Is there a difference if we set $$SU(2)=\{\begin{bmatrix} \alpha & \beta\\ -\overline{\beta} & \overline{\alpha} \end{bmatrix}:\alpha,\beta\in\mathbb{C}\}\text{ or }SU(2)=\{\begin{bmatrix} \alpha & -\overline{\beta}\\ \beta & \overline{\alpha} \end{bmatrix}:\alpha,\beta\in\mathbb{C}\}?$$

For example, I want to establish a homomorphism $\varphi_1$ between a group of unit quaternions $S^3$ and $SU(2)$ i.e. $$\varphi_1:S^3\to SU(2)$$ where I send $(x+jy=(a+bi)+j(c+di))\mapsto\begin{bmatrix} x & y\\ -\overline{y} & \overline{x} \end{bmatrix}$. We can see that $$\varphi_1(i)=\begin{bmatrix} i & 0\\ 0 & -i \end{bmatrix},\varphi_1(j)=\begin{bmatrix} 0 & 1\\ -1 & 0 \end{bmatrix},\text{ and }\varphi_1(k)=\begin{bmatrix} 0 & i\\ i & 0 \end{bmatrix}.$$ So, $\varphi_1(ij)=\varphi_1(i)\varphi_1(j)$.

But, if I define a different group homomorphism $\varphi_2(x+jy)=\begin{bmatrix} x & -\overline{y}\\ y & \overline{x} \end{bmatrix}$, then I don't have anymore that $\varphi_2(ij)=\varphi_2(i)\varphi_2(j)$. But, I have that $$\varphi_2(ij)=\varphi_2(j)\varphi_2(i)$$ where $$\varphi_2(i)=\begin{bmatrix} i & 0\\ 0 & -i \end{bmatrix},\varphi_2(j)=\begin{bmatrix} 0 & -1\\ 1 & 0 \end{bmatrix},\text{ and }\varphi_2(k)=\begin{bmatrix} 0 & i\\ i & 0 \end{bmatrix}.$$

Does it happen because $\varphi_2(x)=\varphi_1(x)^T$? And, how is it connected to our choice of general form of elements?

Answer 1

There's no difference between using the two forms you described; you pass from one to the other by sending $\beta \mapsto - \overline{\beta}$.

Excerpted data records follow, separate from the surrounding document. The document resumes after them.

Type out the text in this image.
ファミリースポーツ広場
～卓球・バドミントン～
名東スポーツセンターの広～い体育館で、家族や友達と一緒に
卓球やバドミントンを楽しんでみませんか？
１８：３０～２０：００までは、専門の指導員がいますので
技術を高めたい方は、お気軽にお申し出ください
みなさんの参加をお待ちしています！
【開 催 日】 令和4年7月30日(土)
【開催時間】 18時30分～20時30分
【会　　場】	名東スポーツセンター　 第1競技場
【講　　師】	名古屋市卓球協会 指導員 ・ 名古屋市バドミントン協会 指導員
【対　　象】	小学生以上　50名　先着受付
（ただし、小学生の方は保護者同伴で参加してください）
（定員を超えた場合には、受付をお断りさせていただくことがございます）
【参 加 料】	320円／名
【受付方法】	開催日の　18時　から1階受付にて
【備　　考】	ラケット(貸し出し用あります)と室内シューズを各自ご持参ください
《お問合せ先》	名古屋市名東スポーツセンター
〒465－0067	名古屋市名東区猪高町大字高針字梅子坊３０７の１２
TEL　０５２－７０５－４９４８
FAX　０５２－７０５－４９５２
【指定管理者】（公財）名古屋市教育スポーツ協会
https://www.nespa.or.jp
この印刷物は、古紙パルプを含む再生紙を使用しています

There is a difference between $\varphi_1$ and $\varphi_2$, because the multiplication on the quaternions is fixed. As you've computed, $\varphi_1$ is a homomorphism and $\varphi_2$ isn't. You could make $\varphi_2$ into a homomorphism by redefining the multiplication on the quaternions if you wanted to.

Answer 2

Yes, taking the transpose reverts the order of matrix multiplication, $(AB)^T=B^TA^T$, and you end up with an "antihomomorphism" instead. That is $\phi_2(q_1q_2)=\phi_2(q_2)\phi_2(q_1)$ for all $q_1,q_2$. Observe that whenever $q_1$ and $q_2$ commute the "anti"-feature is nowhere to be seen. This happens for example when $q_1$ and $q_2$ are both complex numbers.

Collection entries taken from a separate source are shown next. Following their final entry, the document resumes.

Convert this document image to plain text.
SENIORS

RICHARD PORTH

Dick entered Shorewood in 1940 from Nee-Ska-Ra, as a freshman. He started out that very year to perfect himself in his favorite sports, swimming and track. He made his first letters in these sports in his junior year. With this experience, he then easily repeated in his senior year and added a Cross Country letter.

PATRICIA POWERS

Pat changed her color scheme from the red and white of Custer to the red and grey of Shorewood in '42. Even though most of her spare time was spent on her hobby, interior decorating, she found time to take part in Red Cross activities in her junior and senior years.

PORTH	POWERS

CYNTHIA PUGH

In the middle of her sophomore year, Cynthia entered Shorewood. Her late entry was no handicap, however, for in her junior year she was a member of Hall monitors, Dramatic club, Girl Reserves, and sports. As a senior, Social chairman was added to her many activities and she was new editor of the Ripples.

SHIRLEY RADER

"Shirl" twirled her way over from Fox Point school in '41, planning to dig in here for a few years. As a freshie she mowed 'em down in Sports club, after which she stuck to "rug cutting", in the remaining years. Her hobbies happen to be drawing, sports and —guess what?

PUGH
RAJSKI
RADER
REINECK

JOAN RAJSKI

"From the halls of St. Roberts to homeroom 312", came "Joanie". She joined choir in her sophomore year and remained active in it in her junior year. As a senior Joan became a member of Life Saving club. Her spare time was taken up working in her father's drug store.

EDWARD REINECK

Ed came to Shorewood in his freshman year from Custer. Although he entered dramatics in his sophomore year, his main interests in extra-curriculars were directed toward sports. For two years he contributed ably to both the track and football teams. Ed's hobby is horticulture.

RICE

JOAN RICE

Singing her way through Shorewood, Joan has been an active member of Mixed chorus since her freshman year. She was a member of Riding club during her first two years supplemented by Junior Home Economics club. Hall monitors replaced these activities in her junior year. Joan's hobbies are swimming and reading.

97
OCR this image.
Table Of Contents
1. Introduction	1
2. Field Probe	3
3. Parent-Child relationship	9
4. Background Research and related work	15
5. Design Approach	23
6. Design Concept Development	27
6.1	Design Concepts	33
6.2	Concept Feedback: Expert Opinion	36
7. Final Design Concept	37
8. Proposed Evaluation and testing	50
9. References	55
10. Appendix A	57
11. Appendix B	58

If you are unhappy with the usual homomorphism from the unit quaternions, you can use conjugation to replace it with a different one. So fix a unit quaternion $r$ and look at $\phi_2(q)=\phi_1(rqr^{-1})$. Alternatively you can do the conjugation on the matrix side, and conjugate the values of $\phi_1$ by a fixed matrix $R\in SU(2)$.

One more thing. If you want $\phi_2(i)=\phi_1(i)$, then you need to select $r$ from the set of unit complex numbers also, essentially leaving you with the choice of an angle $\alpha$ such that $\phi_2(j)=\cos\alpha\phi_1(j)+\sin\alpha\phi_1(k)$. In the case of quaternions it is probably straightforward to prove that claim. It is an instance of a more powerful result known as Skolem-Noether theorem.